Fatigue, fringales de sucre, crampes, tension qui grimpe : on les met souvent sur le compte du « manque de volonté ». Pourtant, deux minéraux discrets jouent un rôle de fond dans le métabolisme : le magnésium et le potassium. Sans être des solutions miracles, ils sont impliqués dans la production d’énergie, l’action de l’insuline et la régulation de la tension. Voici leur rôle réel, sans exagération.
Le magnésium, cofacteur de centaines de réactions
Le magnésium intervient comme cofacteur dans plusieurs centaines de réactions enzymatiques (les estimations vont de 300 à plus de 600), dont beaucoup concernent la production et l’utilisation de l’énergie. C’est un acteur de fond du métabolisme, pas un détail.
Magnésium et sensibilité à l’insuline
Le magnésium participe à la signalisation de l’insuline. Des apports insuffisants sont associés à une moindre sensibilité à l’insuline, et plusieurs études relient un bon statut en magnésium à un risque réduit de diabète de type 2. Attention à la nuance : on parle d’un facteur contributif parmi d’autres, pas d’un interrupteur unique du métabolisme.
Magnésium et tension artérielle
Le magnésium aide à la relaxation de la paroi des vaisseaux. Une supplémentation peut entraîner une baisse modeste de la tension artérielle, surtout en cas d’apport insuffisant au départ.
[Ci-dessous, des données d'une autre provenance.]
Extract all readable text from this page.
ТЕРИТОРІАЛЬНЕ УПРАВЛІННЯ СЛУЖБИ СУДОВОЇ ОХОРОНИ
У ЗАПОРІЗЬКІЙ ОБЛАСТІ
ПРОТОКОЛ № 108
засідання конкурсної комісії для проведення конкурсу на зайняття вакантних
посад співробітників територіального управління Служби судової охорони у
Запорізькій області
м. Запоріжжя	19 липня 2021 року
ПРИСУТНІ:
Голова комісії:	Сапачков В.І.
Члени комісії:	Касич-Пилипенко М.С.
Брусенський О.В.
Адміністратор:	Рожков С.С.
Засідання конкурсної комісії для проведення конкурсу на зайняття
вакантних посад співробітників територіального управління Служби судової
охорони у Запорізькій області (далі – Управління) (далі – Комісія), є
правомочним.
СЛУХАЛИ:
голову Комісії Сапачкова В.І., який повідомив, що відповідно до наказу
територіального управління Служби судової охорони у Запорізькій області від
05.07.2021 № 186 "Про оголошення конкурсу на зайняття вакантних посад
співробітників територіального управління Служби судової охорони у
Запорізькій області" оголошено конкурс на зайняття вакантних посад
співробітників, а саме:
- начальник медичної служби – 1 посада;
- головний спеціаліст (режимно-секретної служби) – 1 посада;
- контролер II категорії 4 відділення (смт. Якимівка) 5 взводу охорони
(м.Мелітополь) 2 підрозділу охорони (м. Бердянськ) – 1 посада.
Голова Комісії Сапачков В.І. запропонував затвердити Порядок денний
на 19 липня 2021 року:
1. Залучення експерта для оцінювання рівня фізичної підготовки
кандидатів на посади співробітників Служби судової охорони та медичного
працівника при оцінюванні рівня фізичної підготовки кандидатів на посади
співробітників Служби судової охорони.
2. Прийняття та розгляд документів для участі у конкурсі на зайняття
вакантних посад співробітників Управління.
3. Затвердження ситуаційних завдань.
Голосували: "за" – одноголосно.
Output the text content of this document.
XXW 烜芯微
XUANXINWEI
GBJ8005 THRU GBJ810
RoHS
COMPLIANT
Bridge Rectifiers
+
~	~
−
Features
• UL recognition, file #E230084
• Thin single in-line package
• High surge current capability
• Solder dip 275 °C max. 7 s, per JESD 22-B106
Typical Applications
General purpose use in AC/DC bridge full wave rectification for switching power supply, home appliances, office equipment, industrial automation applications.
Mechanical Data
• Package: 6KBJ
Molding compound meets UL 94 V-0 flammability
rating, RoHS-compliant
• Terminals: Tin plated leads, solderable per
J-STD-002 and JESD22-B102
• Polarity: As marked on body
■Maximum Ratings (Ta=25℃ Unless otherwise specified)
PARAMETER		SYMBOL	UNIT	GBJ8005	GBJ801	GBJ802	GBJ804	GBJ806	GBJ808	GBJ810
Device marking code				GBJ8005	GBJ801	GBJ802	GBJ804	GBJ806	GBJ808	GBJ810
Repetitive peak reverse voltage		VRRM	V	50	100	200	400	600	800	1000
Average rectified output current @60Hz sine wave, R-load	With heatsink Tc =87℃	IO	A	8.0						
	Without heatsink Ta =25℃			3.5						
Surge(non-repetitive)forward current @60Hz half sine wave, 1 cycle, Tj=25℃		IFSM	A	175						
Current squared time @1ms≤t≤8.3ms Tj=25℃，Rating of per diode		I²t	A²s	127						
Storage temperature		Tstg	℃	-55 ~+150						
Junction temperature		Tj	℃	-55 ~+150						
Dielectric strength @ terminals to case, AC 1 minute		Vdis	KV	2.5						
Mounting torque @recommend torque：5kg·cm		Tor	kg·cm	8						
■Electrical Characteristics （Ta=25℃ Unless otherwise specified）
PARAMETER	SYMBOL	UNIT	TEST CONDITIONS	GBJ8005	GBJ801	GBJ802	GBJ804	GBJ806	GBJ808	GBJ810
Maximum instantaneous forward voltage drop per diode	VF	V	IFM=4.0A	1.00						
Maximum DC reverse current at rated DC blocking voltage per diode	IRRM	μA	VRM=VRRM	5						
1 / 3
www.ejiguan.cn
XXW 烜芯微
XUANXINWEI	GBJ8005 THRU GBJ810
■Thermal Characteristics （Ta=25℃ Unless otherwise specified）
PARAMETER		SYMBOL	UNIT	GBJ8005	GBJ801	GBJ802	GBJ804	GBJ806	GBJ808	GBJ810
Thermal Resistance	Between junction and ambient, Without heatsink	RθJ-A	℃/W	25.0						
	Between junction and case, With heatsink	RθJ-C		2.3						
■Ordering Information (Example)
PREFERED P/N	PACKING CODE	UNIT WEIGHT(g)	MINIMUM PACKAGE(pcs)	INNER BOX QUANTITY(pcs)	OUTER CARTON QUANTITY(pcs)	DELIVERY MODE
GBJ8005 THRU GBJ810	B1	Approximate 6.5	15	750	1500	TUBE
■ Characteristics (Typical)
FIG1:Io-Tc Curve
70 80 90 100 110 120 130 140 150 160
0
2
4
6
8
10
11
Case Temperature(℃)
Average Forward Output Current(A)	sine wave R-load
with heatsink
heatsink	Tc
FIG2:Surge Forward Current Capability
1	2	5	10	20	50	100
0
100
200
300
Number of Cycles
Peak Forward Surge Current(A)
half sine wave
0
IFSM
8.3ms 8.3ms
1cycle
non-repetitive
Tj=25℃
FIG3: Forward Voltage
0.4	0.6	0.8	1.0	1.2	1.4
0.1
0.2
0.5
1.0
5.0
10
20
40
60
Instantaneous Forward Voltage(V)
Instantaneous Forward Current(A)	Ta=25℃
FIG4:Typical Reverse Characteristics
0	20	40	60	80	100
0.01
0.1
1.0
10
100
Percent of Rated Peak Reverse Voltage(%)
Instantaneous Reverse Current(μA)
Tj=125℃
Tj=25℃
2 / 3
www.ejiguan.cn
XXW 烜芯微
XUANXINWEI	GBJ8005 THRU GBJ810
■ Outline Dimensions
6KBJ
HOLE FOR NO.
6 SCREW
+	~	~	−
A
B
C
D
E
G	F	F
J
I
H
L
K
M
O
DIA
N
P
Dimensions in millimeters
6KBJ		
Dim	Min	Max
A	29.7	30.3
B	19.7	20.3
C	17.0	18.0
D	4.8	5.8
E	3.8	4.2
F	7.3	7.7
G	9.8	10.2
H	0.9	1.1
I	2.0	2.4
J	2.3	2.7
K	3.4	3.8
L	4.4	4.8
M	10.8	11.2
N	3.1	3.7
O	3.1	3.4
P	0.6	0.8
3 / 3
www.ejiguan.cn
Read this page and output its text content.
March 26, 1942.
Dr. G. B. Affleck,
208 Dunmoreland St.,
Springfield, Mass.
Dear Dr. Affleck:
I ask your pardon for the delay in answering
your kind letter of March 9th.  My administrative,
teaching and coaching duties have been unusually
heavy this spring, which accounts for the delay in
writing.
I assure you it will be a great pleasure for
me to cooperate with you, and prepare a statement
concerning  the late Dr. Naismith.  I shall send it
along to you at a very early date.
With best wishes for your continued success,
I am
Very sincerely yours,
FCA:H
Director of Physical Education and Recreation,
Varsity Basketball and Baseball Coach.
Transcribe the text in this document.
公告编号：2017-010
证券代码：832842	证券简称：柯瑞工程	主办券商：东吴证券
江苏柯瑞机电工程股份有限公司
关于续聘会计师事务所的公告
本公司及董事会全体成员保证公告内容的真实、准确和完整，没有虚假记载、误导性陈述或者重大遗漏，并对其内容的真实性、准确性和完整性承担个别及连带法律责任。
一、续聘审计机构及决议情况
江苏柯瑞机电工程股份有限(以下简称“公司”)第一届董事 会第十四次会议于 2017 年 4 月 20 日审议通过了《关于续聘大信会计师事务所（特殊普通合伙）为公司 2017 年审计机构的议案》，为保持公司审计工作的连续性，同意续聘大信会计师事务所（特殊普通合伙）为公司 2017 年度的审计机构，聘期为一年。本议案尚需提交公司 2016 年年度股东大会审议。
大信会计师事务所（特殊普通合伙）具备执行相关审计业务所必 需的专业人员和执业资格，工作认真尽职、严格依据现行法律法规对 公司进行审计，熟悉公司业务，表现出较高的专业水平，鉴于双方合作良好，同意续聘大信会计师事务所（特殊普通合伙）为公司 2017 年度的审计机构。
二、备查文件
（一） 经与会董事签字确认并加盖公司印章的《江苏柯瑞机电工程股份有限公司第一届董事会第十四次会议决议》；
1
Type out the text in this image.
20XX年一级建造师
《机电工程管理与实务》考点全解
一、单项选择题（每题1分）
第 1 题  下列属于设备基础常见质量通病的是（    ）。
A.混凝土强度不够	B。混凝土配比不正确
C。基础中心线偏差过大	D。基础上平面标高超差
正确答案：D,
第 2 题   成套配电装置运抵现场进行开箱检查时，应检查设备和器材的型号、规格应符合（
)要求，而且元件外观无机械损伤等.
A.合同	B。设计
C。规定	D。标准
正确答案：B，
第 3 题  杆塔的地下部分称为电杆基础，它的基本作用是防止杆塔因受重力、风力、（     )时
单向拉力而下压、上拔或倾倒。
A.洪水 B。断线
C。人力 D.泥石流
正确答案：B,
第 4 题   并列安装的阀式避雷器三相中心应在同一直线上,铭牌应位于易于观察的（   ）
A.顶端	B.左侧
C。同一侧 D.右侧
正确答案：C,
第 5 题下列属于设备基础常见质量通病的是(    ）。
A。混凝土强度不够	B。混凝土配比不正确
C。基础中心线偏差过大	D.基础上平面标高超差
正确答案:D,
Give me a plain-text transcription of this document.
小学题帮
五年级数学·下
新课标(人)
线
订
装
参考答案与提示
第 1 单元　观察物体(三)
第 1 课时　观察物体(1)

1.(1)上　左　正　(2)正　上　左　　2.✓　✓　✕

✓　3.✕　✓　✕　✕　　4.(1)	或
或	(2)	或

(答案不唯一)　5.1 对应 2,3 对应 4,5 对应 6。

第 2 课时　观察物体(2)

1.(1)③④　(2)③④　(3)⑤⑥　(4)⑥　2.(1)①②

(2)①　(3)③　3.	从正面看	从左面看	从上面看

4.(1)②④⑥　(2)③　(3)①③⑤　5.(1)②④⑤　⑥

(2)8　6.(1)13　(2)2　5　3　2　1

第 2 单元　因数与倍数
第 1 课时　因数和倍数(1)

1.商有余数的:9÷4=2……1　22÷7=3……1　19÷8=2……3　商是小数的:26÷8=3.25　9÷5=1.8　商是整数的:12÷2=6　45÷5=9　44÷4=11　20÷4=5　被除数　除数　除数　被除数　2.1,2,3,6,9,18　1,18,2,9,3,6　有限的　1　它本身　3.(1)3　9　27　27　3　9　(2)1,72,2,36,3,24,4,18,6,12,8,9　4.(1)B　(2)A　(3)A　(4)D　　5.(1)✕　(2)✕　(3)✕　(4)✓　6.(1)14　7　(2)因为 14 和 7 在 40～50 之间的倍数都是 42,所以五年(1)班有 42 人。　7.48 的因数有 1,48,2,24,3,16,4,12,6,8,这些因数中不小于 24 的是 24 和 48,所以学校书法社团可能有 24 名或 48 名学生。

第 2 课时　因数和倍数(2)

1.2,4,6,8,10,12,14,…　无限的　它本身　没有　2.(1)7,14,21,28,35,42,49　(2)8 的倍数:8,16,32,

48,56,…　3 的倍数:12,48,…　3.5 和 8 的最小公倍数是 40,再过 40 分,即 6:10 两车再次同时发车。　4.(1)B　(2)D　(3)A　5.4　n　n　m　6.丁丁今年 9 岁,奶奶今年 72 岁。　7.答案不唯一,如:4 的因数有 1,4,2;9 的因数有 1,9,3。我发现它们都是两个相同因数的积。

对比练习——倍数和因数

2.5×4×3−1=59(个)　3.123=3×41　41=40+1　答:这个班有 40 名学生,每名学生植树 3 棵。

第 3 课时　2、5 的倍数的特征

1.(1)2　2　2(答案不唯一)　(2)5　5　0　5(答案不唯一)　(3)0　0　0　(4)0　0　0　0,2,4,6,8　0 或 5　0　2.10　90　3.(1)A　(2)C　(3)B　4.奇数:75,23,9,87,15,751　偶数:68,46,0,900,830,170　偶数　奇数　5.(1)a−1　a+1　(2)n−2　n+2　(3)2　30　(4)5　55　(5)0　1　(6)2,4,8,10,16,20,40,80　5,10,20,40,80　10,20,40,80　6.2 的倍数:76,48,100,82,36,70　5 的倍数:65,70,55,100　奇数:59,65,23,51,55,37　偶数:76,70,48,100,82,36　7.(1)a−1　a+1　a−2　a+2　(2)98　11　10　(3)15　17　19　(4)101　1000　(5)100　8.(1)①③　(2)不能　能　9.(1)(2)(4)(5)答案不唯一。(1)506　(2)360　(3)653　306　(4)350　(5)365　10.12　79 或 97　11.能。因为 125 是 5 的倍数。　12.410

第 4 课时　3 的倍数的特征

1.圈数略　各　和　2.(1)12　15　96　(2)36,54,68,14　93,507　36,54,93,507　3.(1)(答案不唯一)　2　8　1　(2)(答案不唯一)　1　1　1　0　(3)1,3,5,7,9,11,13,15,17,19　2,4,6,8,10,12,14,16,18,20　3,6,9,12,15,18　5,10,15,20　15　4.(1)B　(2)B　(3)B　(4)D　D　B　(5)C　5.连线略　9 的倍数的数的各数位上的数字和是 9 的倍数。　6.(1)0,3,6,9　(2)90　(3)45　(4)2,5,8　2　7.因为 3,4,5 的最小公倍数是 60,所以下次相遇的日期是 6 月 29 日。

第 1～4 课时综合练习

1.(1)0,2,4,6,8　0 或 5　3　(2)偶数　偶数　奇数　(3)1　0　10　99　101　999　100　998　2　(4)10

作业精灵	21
C’est un appoint utile, pas un traitement de l’hypertension.
Le potassium, partenaire du magnésium
Le potassium est le principal minéral à l’intérieur des cellules. Il maintient l’équilibre électrique nécessaire à la contraction musculaire, au rythme cardiaque et à la sécrétion d’insuline, via la pompe sodium-potassium — elle-même dépendante du magnésium. Les deux fonctionnent donc en binôme : un déficit en magnésium peut entretenir un déficit fonctionnel en potassium.
Insuffisance ou carence ?
Une carence franche provoque des symptômes nets (crampes, troubles du rythme). Plus fréquente est l’insuffisance : un niveau sous-optimal, sans alerte rouge, mais qui peut entretenir fatigue, crampes et fringales. Beaucoup de personnes, dans les pays occidentaux, n’atteignent pas les apports recommandés en magnésium — notamment à cause d’une alimentation très transformée.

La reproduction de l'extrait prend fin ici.